United States Ambassador to Paraguay
- In office September 2, 1959 – March 12, 1961
- President: Dwight Eisenhower
- Preceded by: Walter C. Ploeser
- Succeeded by: William P. Snow

Personal details
- Born: October 16, 1913 Newton, Massachusetts, U.S.
- Died: April 17, 2005 (aged 91) Plymouth, Massachusetts, U.S.
- Party: Republican

= Harry F. Stimpson Jr. =

American lawyer and ambassador (1913–2005)

Harry Farnum Stimpson Jr. (October 16, 1913 – April 17, 2005) was an American lawyer who was the United States' ambassador to Paraguay from 1959 to 1961.

== Biography ==

=== Early life ===
Harry was born on October 16, 1913, as the second son of Harry Farnum Simpson Sr. and his wife Francis Maude Greenway. He studied at Noble and Greenough School, Harvard University, and University of Virginia School of Law, graduating at all of those.

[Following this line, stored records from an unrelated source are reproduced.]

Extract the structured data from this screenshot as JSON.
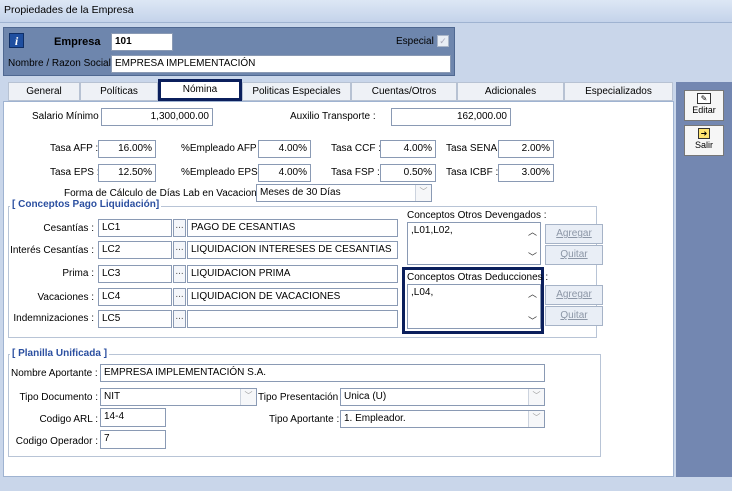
{
  "window": {
    "title": "Propiedades de la Empresa"
  },
  "header": {
    "empresa_label": "Empresa",
    "empresa_value": "101",
    "especial_label": "Especial",
    "especial_checked": "✓",
    "nombre_label": "Nombre / Razon Social",
    "nombre_value": "EMPRESA IMPLEMENTACIÓN"
  },
  "tabs": [
    "General",
    "Políticas",
    "Nómina",
    "Politicas Especiales",
    "Cuentas/Otros",
    "Adicionales",
    "Especializados"
  ],
  "nomina": {
    "salario_label": "Salario Mínimo :",
    "salario_value": "1,300,000.00",
    "auxilio_label": "Auxilio Transporte :",
    "auxilio_value": "162,000.00",
    "tasa_afp_label": "Tasa AFP :",
    "tasa_afp_value": "16.00%",
    "emp_afp_label": "%Empleado AFP :",
    "emp_afp_value": "4.00%",
    "tasa_ccf_label": "Tasa CCF :",
    "tasa_ccf_value": "4.00%",
    "tasa_sena_label": "Tasa SENA :",
    "tasa_sena_value": "2.00%",
    "tasa_eps_label": "Tasa EPS :",
    "tasa_eps_value": "12.50%",
    "emp_eps_label": "%Empleado EPS :",
    "emp_eps_value": "4.00%",
    "tasa_fsp_label": "Tasa FSP :",
    "tasa_fsp_value": "0.50%",
    "tasa_icbf_label": "Tasa ICBF :",
    "tasa_icbf_value": "3.00%",
    "forma_label": "Forma de Cálculo de Días Lab en Vacaciones :",
    "forma_value": "Meses de 30 Días"
  },
  "conceptos": {
    "title": "[ Conceptos Pago Liquidación]",
    "rows": [
      {
        "label": "Cesantías :",
        "code": "LC1",
        "desc": "PAGO DE CESANTIAS"
      },
      {
        "label": "Interés Cesantías :",
        "code": "LC2",
        "desc": "LIQUIDACION INTERESES DE CESANTIAS"
      },
      {
        "label": "Prima :",
        "code": "LC3",
        "desc": "LIQUIDACION PRIMA"
      },
      {
        "label": "Vacaciones :",
        "code": "LC4",
        "desc": "LIQUIDACION DE VACACIONES"
      },
      {
        "label": "Indemnizaciones :",
        "code": "LC5",
        "desc": ""
      }
    ],
    "dots": "...",
    "devengados_label": "Conceptos Otros Devengados :",
    "devengados_value": ",L01,L02,",
    "deducciones_label": "Conceptos Otras Deducciones :",
    "deducciones_value": ",L04,",
    "agregar": "Agregar",
    "quitar": "Quitar"
  },
  "planilla": {
    "title": "[ Planilla Unificada ]",
    "aportante_label": "Nombre Aportante :",
    "aportante_value": "EMPRESA IMPLEMENTACIÓN S.A.",
    "tipo_doc_label": "Tipo Documento :",
    "tipo_doc_value": "NIT",
    "tipo_pres_label": "Tipo Presentación :",
    "tipo_pres_value": "Unica (U)",
    "arl_label": "Codigo ARL :",
    "arl_value": "14-4",
    "tipo_aport_label": "Tipo Aportante :",
    "tipo_aport_value": "1. Empleador.",
    "operador_label": "Codigo Operador :",
    "operador_value": "7"
  },
  "sidebar": {
    "editar": "Editar",
    "salir": "Salir"
  },
  "colors": {
    "accent": "#0b1f5c",
    "group_title": "#2b4fa0",
    "header_bg": "#6e86ad"
  }
}
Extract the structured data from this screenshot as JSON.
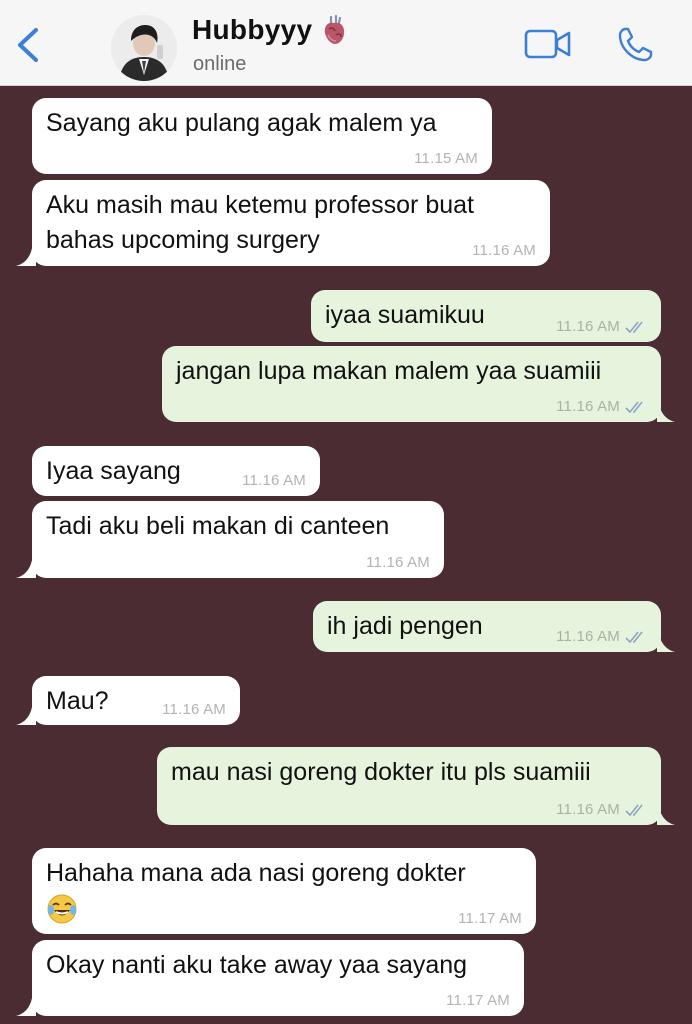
{
  "header": {
    "back_icon": "chevron-left-icon",
    "contact_name": "Hubbyyy",
    "contact_emoji": "anatomical-heart",
    "status": "online",
    "video_icon": "video-camera-icon",
    "phone_icon": "phone-icon"
  },
  "colors": {
    "chat_background": "#4a2c32",
    "incoming_bubble": "#ffffff",
    "outgoing_bubble": "#e6f4dd",
    "accent": "#3d7fd6"
  },
  "messages": [
    {
      "direction": "in",
      "text": "Sayang aku pulang agak malem ya",
      "time": "11.15 AM"
    },
    {
      "direction": "in",
      "text": "Aku masih mau ketemu professor buat bahas upcoming surgery",
      "time": "11.16 AM"
    },
    {
      "direction": "out",
      "text": "iyaa suamikuu",
      "time": "11.16 AM",
      "read": true
    },
    {
      "direction": "out",
      "text": "jangan lupa makan malem yaa suamiii",
      "time": "11.16 AM",
      "read": true
    },
    {
      "direction": "in",
      "text": "Iyaa sayang",
      "time": "11.16 AM"
    },
    {
      "direction": "in",
      "text": "Tadi aku beli makan di canteen",
      "time": "11.16 AM"
    },
    {
      "direction": "out",
      "text": "ih jadi pengen",
      "time": "11.16 AM",
      "read": true
    },
    {
      "direction": "in",
      "text": "Mau?",
      "time": "11.16 AM"
    },
    {
      "direction": "out",
      "text": "mau nasi goreng dokter itu pls suamiii",
      "time": "11.16 AM",
      "read": true
    },
    {
      "direction": "in",
      "text": "Hahaha mana ada nasi goreng dokter",
      "emoji": "face-with-tears-of-joy",
      "time": "11.17 AM"
    },
    {
      "direction": "in",
      "text": "Okay nanti aku take away yaa sayang",
      "time": "11.17 AM"
    }
  ]
}
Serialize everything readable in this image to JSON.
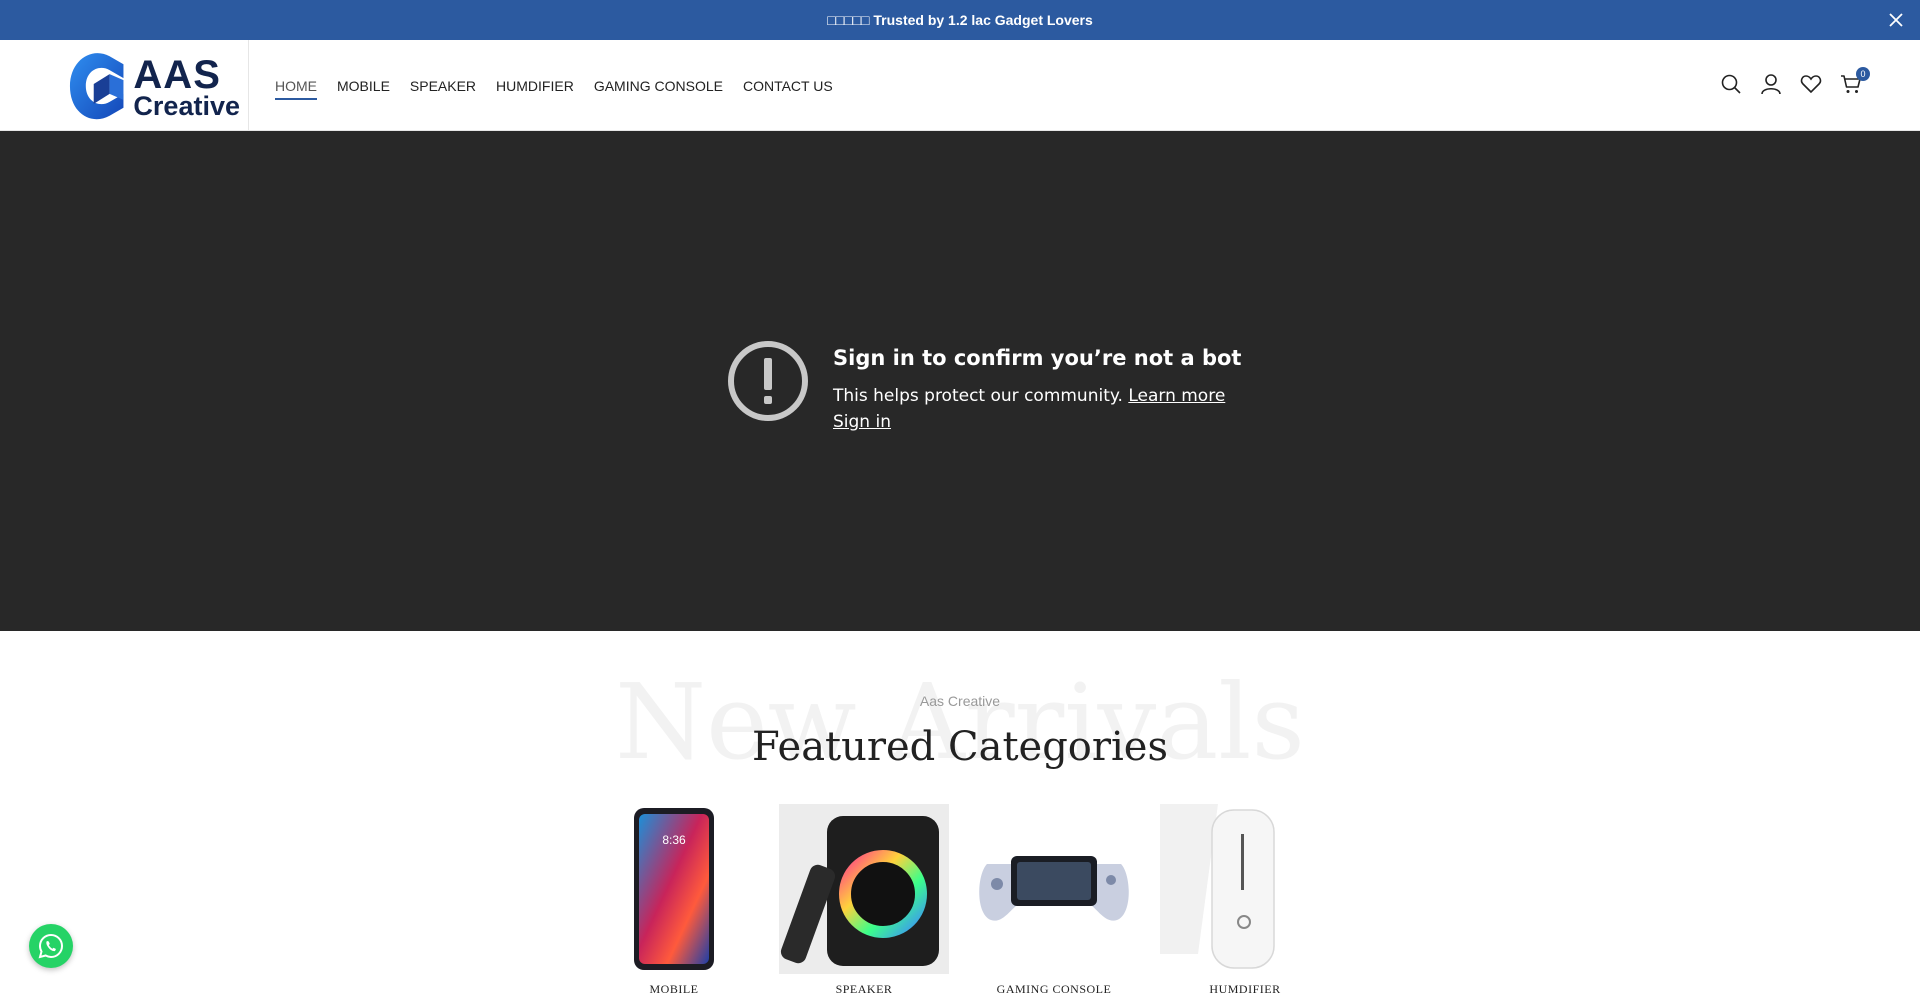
{
  "announcement": {
    "text": "□□□□□ Trusted by 1.2 lac Gadget Lovers"
  },
  "brand": {
    "line1": "AAS",
    "line2": "Creative",
    "accent": "#2c5aa0"
  },
  "nav": {
    "items": [
      {
        "label": "HOME"
      },
      {
        "label": "MOBILE"
      },
      {
        "label": "SPEAKER"
      },
      {
        "label": "HUMDIFIER"
      },
      {
        "label": "GAMING CONSOLE"
      },
      {
        "label": "CONTACT US"
      }
    ]
  },
  "header_icons": {
    "search": "search-icon",
    "account": "user-icon",
    "wishlist": "heart-icon",
    "cart": "cart-icon",
    "cart_count": "0"
  },
  "video": {
    "title": "Sign in to confirm you’re not a bot",
    "message": "This helps protect our community.",
    "learn_more": "Learn more",
    "sign_in": "Sign in"
  },
  "featured": {
    "subtitle": "Aas Creative",
    "background_word": "New Arrivals",
    "title": "Featured Categories",
    "categories": [
      {
        "label": "MOBILE"
      },
      {
        "label": "SPEAKER"
      },
      {
        "label": "GAMING CONSOLE"
      },
      {
        "label": "HUMDIFIER"
      }
    ]
  },
  "colors": {
    "topbar": "#2c5aa0",
    "video_bg": "#282828",
    "whatsapp": "#25d366"
  }
}
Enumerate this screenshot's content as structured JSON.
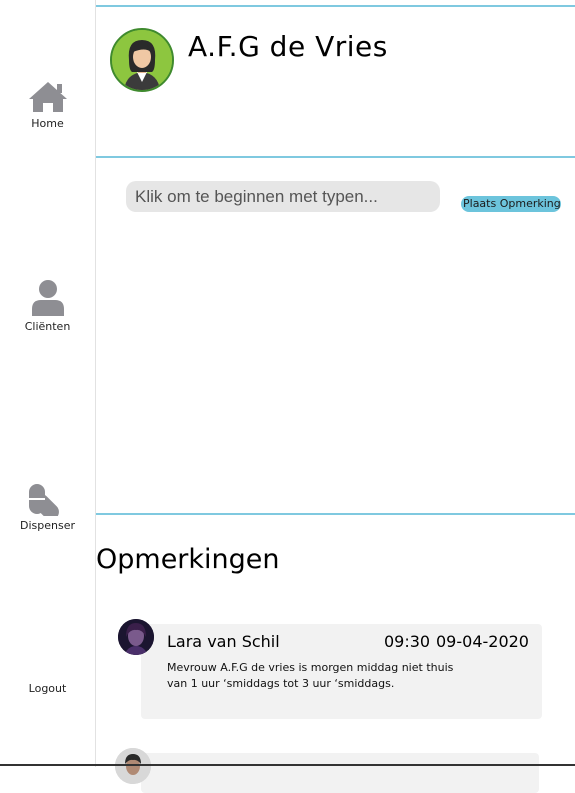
{
  "sidebar": {
    "items": [
      {
        "label": "Home",
        "icon": "home-icon"
      },
      {
        "label": "Cliënten",
        "icon": "user-icon"
      },
      {
        "label": "Dispenser",
        "icon": "pills-icon"
      },
      {
        "label": "Logout"
      }
    ]
  },
  "client": {
    "name": "A.F.G de Vries",
    "avatar": "female-avatar"
  },
  "composer": {
    "placeholder": "Klik om te beginnen met typen...",
    "submit_label": "Plaats Opmerking"
  },
  "comments": {
    "title": "Opmerkingen",
    "items": [
      {
        "author": "Lara van Schil",
        "time": "09:30",
        "date": "09-04-2020",
        "body": "Mevrouw A.F.G de vries is morgen middag niet thuis van 1 uur ‘smiddags tot 3 uur ‘smiddags."
      },
      {
        "author": "",
        "time": "",
        "date": "",
        "body": ""
      }
    ]
  },
  "colors": {
    "accent": "#7fc9e0",
    "button": "#6cc4dc",
    "icon": "#8e8e93",
    "card": "#f2f2f2"
  }
}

=== Political career and marriage ===
On 27 June 1942, Harry married Margaret Lewis Bird in Virginia. From 1953 to 1954, he was the secretary for the governor of Massachusetts. On 27 August 1959, Harry was nominated by Dwight D. Eisenhower to be the United States' ambassador to Paraguay, also becoming an assistant to Christian Herter, the Secretary of State at the time. In 1962, he was the Republican candidate for Massachusetts's 11th district.

=== Later life and death ===
In 1987, his wife Margaret died. Two years later, he married again, this time to Martha B. Stimpson. He died on April 7, 2005 in Plymouth, Massachusetts.